In mice, a germline mutator allele was recently discovered by sequencing a large family of inbred mice [@PMID:35545679]. Commonly known as the BXDs, these recombinant inbred lines (RILs) were derived from either F2 or advanced intercrosses of C57BL/6J and DBA/2J, two laboratory strains that exhibit significant differences in their germline mutation spectra [@PMID:33472028;@PMID:30753674]. The BXDs were maintained via brother-sister mating for up to 180 generations, and each BXD therefore accumulated hundreds or thousands of germline mutations on a nearly-homozygous linear mosaic of parental B and D haplotypes. Due to their husbandry in a controlled laboratory setting, the BXDs were largely free from confounding by environmental heterogeneity, and the effects of selection on de novo mutations were attenuated by strict inbreeding [@doi:10.1146/annurev.ecolsys.39.110707.173437].
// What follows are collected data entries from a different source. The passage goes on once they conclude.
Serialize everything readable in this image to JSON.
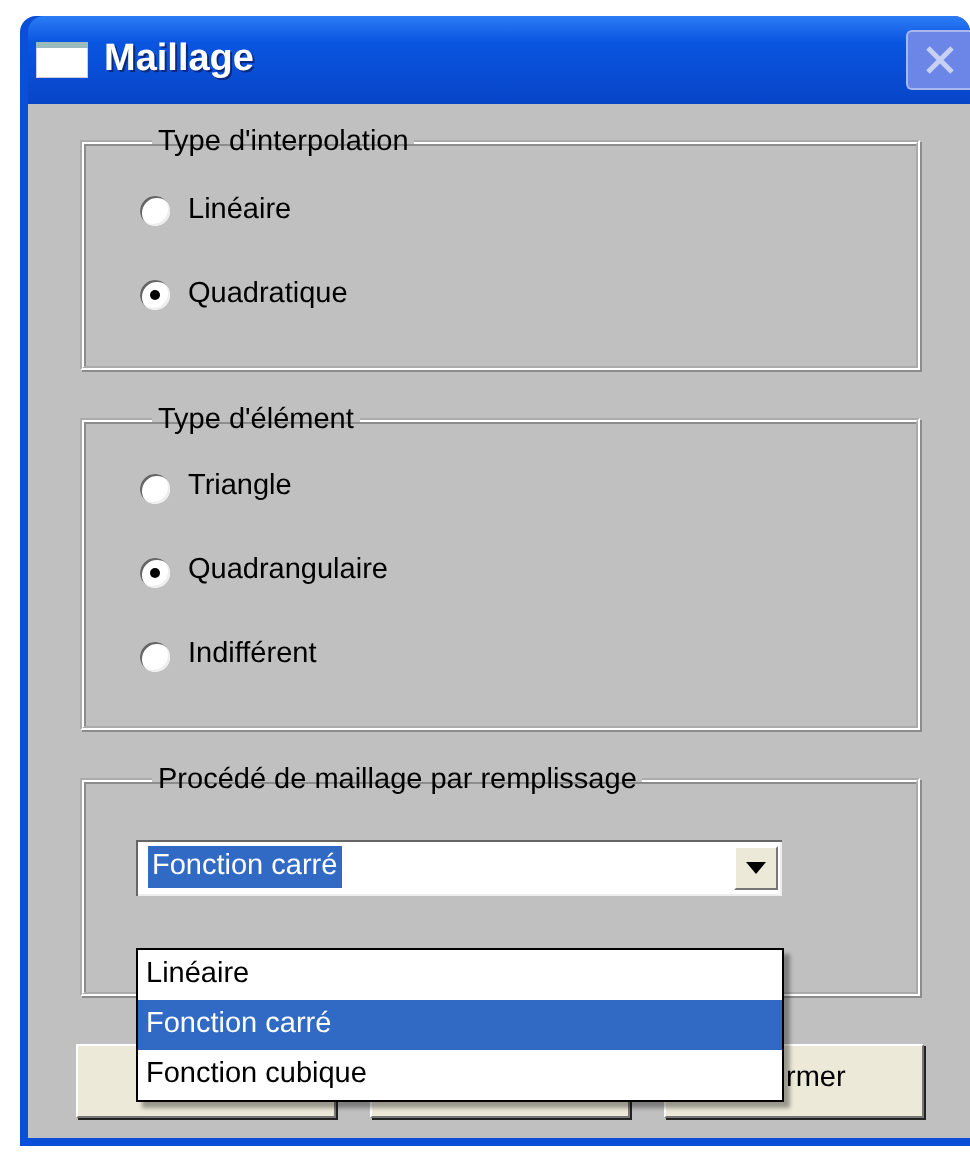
{
  "window": {
    "title": "Maillage"
  },
  "groups": [
    {
      "title": "Type d'interpolation",
      "options": [
        {
          "label": "Linéaire",
          "selected": false
        },
        {
          "label": "Quadratique",
          "selected": true
        }
      ]
    },
    {
      "title": "Type d'élément",
      "options": [
        {
          "label": "Triangle",
          "selected": false
        },
        {
          "label": "Quadrangulaire",
          "selected": true
        },
        {
          "label": "Indifférent",
          "selected": false
        }
      ]
    }
  ],
  "fill_group": {
    "title": "Procédé de maillage par remplissage",
    "combo": {
      "value": "Fonction carré"
    },
    "list": [
      {
        "label": "Linéaire",
        "selected": false
      },
      {
        "label": "Fonction carré",
        "selected": true
      },
      {
        "label": "Fonction cubique",
        "selected": false
      }
    ]
  },
  "buttons": [
    {
      "kind": "plain"
    },
    {
      "kind": "plain"
    },
    {
      "kind": "plain",
      "label": "rmer"
    }
  ]
}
In this previous study, whole-genome sequencing data from the BXD family were used to map a quantitative trait locus (QTL) for the C>A mutation rate [@PMID:35545679]. Germline C>A mutation rates were nearly 50% higher in mice with D haplotypes at the QTL, likely due to genetic variation in the DNA glycosylase Mutyh that reduced the efficacy of oxidative DNA damage repair. Pathogenic variants of Mutyh also appear to act as mutators in normal human germline and somatic tissues [@PMID:35803914;@PMID:30753674]. Importantly, the QTL did not reach genome-wide significance in a scan for variation in overall germline mutation rates, which were only modestly higher in BXDs with D alleles, demonstrating the utility of mutation spectrum analysis for mutator allele discovery. Close examination of the mutation spectrum is likely to be broadly useful for detecting mutator alleles, as genes involved in DNA proofreading and repair often recognize particular sequence motifs or excise specific types of DNA lesions [@PMID:32619789]. Mutation spectra are usually defined in terms of $k$-mer nucleotide context; the 1-mer mutation spectrum, for example, consists of 6 mutation types after collapsing by strand complement (C>T, C>A, C>G, A>T, A>C, A>G), while the 3-mer mutation spectrum contains 96 (each of the 1-mer mutations partitioned by trinucleotide context).
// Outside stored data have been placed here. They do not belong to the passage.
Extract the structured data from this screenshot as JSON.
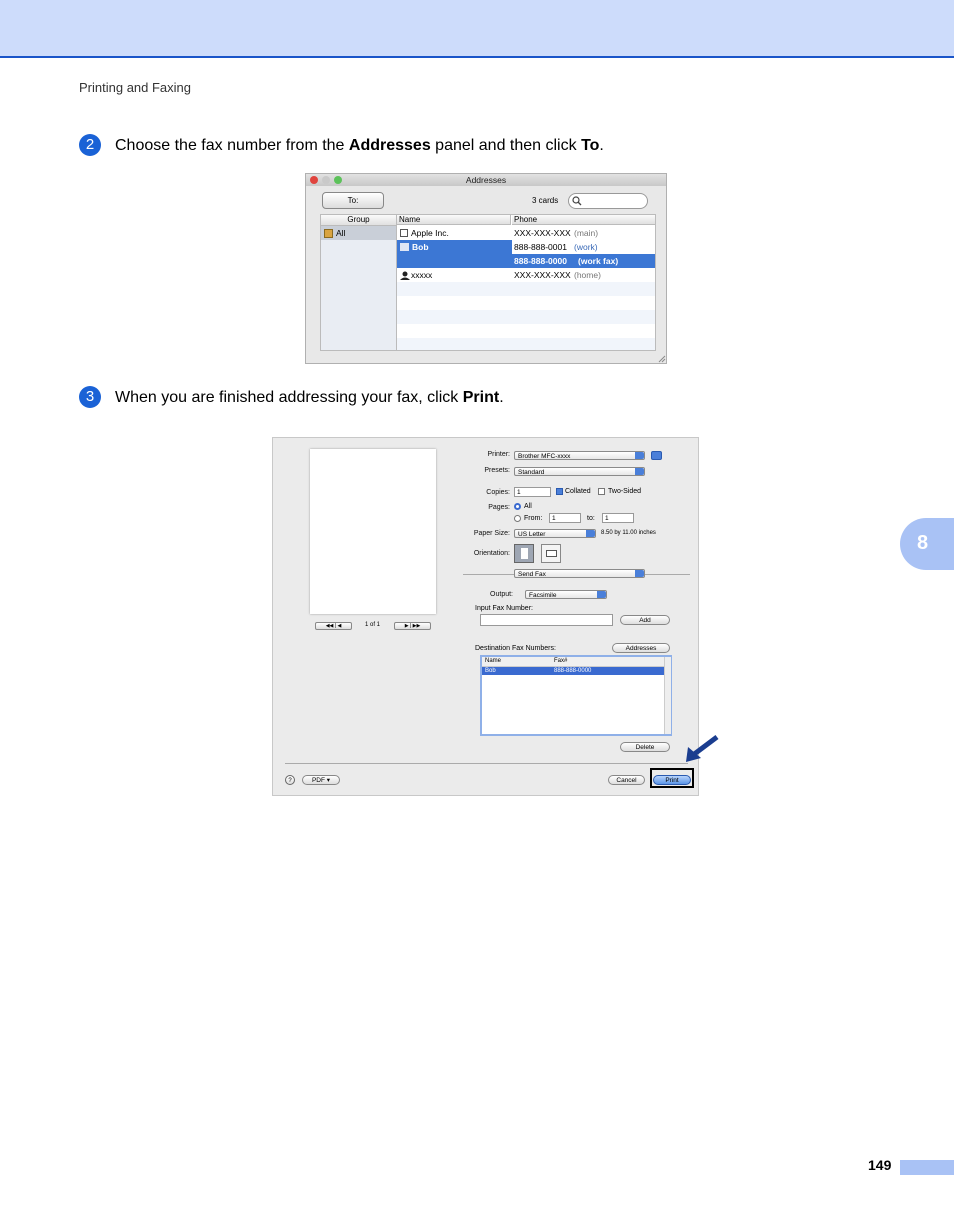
{
  "header": {
    "section": "Printing and Faxing"
  },
  "steps": [
    {
      "number": "2",
      "parts": [
        "Choose the fax number from the ",
        "Addresses",
        " panel and then click ",
        "To",
        "."
      ]
    },
    {
      "number": "3",
      "parts": [
        "When you are finished addressing your fax, click ",
        "Print",
        "."
      ]
    }
  ],
  "addresses_window": {
    "title": "Addresses",
    "to_button": "To:",
    "card_count": "3 cards",
    "group_header": "Group",
    "name_header": "Name",
    "phone_header": "Phone",
    "group_all": "All",
    "rows": [
      {
        "name": "Apple Inc.",
        "phone": "XXX-XXX-XXX",
        "type": "(main)"
      },
      {
        "name": "Bob",
        "phone": "888-888-0001",
        "type": "(work)"
      },
      {
        "name": "",
        "phone": "888-888-0000",
        "type": "(work fax)"
      },
      {
        "name": "xxxxx",
        "phone": "XXX-XXX-XXX",
        "type": "(home)"
      }
    ]
  },
  "print_dialog": {
    "printer_label": "Printer:",
    "printer_value": "Brother MFC-xxxx",
    "presets_label": "Presets:",
    "presets_value": "Standard",
    "copies_label": "Copies:",
    "copies_value": "1",
    "collated_label": "Collated",
    "two_sided_label": "Two-Sided",
    "pages_label": "Pages:",
    "all_label": "All",
    "from_label": "From:",
    "from_value": "1",
    "to_label": "to:",
    "to_value": "1",
    "paper_size_label": "Paper Size:",
    "paper_size_value": "US Letter",
    "paper_dims": "8.50 by 11.00 inches",
    "orientation_label": "Orientation:",
    "section_popup": "Send Fax",
    "output_label": "Output:",
    "output_value": "Facsimile",
    "input_fax_label": "Input Fax Number:",
    "add_button": "Add",
    "dest_label": "Destination Fax Numbers:",
    "addresses_button": "Addresses",
    "dest_name_header": "Name",
    "dest_fax_header": "Fax#",
    "dest_rows": [
      {
        "name": "Bob",
        "fax": "888-888-0000"
      }
    ],
    "delete_button": "Delete",
    "page_indicator": "1 of 1",
    "pdf_button": "PDF ▾",
    "cancel_button": "Cancel",
    "print_button": "Print"
  },
  "chapter_tab": "8",
  "page_number": "149"
}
Although mutation spectrum analysis can enable the discovery of mutator alleles that affect the rates of specific mutation types, early implementations of this strategy have suffered from a few drawbacks. For example, performing association tests on the rates or fractions of every $k$-mer mutation type can quickly incur a substantial multiple testing burden. Since germline mutation rates are generally quite low, estimates of $k$-mer mutation type frequencies from individual samples can also be noisy and imprecise. Moreover, inbreeding duration can vary considerably across samples in populations of RILs; for example, some BXDs were inbred for only 20 generations, while others were inbred for nearly 200. As a result, the variance of individual $k$-mer mutation rate estimates in those populations will be much higher than if all samples were inbred for the same duration. We were therefore motivated to develop a statistical method that could overcome the sparsity of de novo mutation spectra, eliminate the need to test each $k$-mer mutation type separately, and enable sensitive detection of alleles that influence the germline mutation spectrum.

Here, we present a new mutation spectrum association test, called "aggregate mutation spectrum distance," that minimizes multiple testing burdens and mitigates the challenges of sparsity in de novo mutation datasets. We leverage this method to re-analyze germline mutation data from the BXD family and find compelling evidence for a second mutator allele that was not detected using previous approaches. The new allele appears to interact epistatically with the mutator that was previously discovered in the BXDs, further augmenting the C>A germline mutation rate in a subset of inbred mice. Our observation of epistasis suggests that mild DNA repair deficiencies can compound one another, as mutator alleles chip away at the redundant systems that collectively maintain germline integrity.